Harry Durfee looked perplexed, tapped his bat again on the place, and waited. Again the red-haired pitcher turned and twisted and threw, and again the umpire called “Strike!” Durfee turned on him indignantly.
“Oh, say now, that was away out here!” he expostulated. “Gee, get your eyes working, won’t you?”
“Cut that out, Durfee,” warned Mr. Payson, the coach, from his seat at the end of the bench.
The next delivery looked pretty good to the Yardley captain, and he swung at it viciously. But the ball dropped under the bat and, with the handful of Porter Institute supporters howling gleefully, Durfee turned away to toss his bat to the ground and meet the grins of his teammates.
“He can fool you all right,” he muttered, as he squeezed himself in between Alf and Dan. “That drop of his is a peach. Watch out for it, Alf.”
Condit, third-baseman, went out on a pop-fly to catcher.
“Loring up,” announced the scorer. “Vinton on deck.”
Alf was a good hitter and not an easy man to deceive, but the Porter pitcher managed to fool him completely on the first three balls delivered; and in the end, although Alf managed to connect with the ball, he was an easy out, shortstop to first. Porter cheered derisively, and even Yardley was amused.

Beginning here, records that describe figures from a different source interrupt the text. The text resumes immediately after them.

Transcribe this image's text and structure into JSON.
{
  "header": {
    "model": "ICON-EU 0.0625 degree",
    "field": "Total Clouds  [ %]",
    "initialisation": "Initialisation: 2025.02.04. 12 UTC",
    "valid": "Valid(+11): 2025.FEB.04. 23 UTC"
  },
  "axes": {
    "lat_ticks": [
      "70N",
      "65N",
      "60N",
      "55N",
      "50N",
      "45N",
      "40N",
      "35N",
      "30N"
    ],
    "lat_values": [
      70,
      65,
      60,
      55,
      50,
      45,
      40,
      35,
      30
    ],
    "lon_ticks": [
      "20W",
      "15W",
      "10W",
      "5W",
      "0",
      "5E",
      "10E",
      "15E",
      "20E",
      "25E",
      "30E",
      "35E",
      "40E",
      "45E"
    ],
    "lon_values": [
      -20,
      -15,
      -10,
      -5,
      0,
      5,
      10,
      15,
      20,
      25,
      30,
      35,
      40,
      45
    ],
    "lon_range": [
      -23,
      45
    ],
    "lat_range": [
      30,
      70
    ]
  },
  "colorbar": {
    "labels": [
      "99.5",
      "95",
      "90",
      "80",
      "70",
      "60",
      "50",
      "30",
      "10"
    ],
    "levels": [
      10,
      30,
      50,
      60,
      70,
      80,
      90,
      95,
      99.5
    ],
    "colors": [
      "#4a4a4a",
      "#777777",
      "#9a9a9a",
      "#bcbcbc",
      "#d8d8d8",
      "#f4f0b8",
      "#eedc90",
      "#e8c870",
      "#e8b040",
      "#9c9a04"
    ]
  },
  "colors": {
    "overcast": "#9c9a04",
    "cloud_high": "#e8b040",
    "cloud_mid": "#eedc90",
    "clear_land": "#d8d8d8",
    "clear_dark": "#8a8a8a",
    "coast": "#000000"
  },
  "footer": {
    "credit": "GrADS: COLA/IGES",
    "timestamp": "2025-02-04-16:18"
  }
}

But if Holmes was effective, so for that matter was Reid. Reid was less showy than Holmes, but had some curves that were hard to judge. The first batsman got to first by being grazed on the elbow, but stayed there while the next three were called out on strikes. And so the game went for four innings, both sides proving unable to hit the ball safely. Durfee was getting quite peeved about it. His specialty was bunting, and once on first, it took a sharp infield to keep him from stealing around the cushions and reaching home. But twice, so far, he had been struck out, and he was getting thoroughly exasperated. At the beginning of the fourth inning the first Porter batsman up hit safely to short center; and, although the next man fouled out ingloriously, a bunt down the third-base line advanced the runner and left a man safe on first. The Porter coachers got busy then, and from behind first and third bases howled and shouted directions to the runners and made unkind observations regarding the pitcher.